Tierra de nadie. Región sin ley. Fuera de la ordenada disposición por Señoríos; única nación de los continentes que había tomado por la fuerza el derecho de ir por su propio camino, aunque avanzara a base de palos. Silvestre e indómita, como las gentes que osaban conducir a sus cabras por aquel lugar. Ruda y agreste, como las guerras que llevaban tanto tiempo librándose en su seno.

Las seis caravanas que componían el convoy llevaban dibujado el símbolo de la pluma en el costado y las palabras "Brigadas por la Salud" escritas en varios idiomas.

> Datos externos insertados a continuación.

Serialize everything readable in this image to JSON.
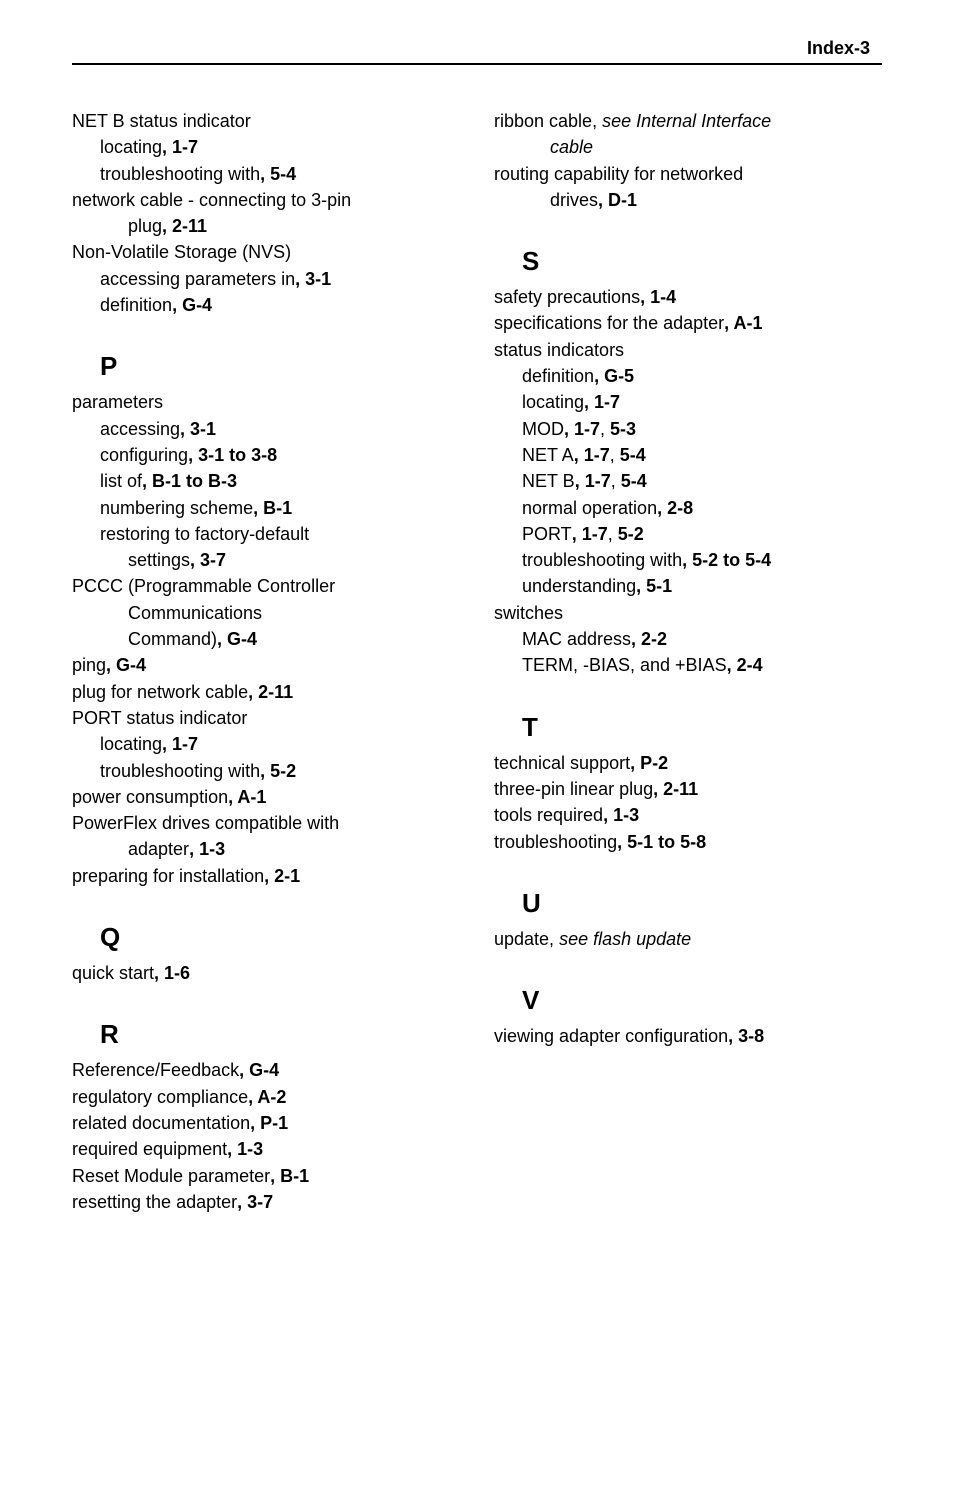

Los médicos que viajaban en su interior pidieron a las arrieras que se aproximaran a las lindes del desierto lo antes posible, porque habían oído que cuanto más te acercabas a la costa donde reinaba la piratería, más aumentaba el bandolerismo.

Pero el bandolerismo no era lo más peligroso que podían encontrarse en el Kurdistán.

—¿Qué es eso que brilla en el suelo?

Los médicos afinaron la vista para ver si se trataba de alguna joya.

—Creo que es una bala.

Al principio resultó una novedad, pero poco a poco los brigadistas fueron acostumbrándose a ver los destellos metálicos de la munición por el camino.

Las nubes dibujaban sombras en el suelo pedregoso y árido, cuyos cerros eran coronados por hileras de encinas y otros árboles parduzcos. Los pinzones gorjeaban a los pies de gigantescos roquedales que no habían podido convertirse en arena y se habían quedado allí, tallados por el viento como milenarias figuritas planetarias.

—Es un paisaje bonito, en realidad —comentó el médico más soñador, asomándose por la ventana con los dedos dormidos por el traqueteo.

—¿Bonito? Tengo el ojo seco solo de verlo —bufó otro con hastío—. Qué lástima, tanta esterilidad y tanto secarral desolador...

—Tiene cierto encanto, a su manera —insistió—. Y por lo que he leído, los terrenos de este tipo son bastante versátiles, así que es normal que los ciudadanos de la Sal lo quieran para pasear al ganado y los de la Tierra para cultivar cereal.

—A mí me parece una ridiculez pelearse por este trozo de polvo, la verdad, pero peor aún es el desierto que tenemos al lado. Lo inteligente de controlar esta región, es que los viajeros se ven forzados a pasar por aquí para no comerse de lleno el desierto. Eso sí se merece unas buenas guerras.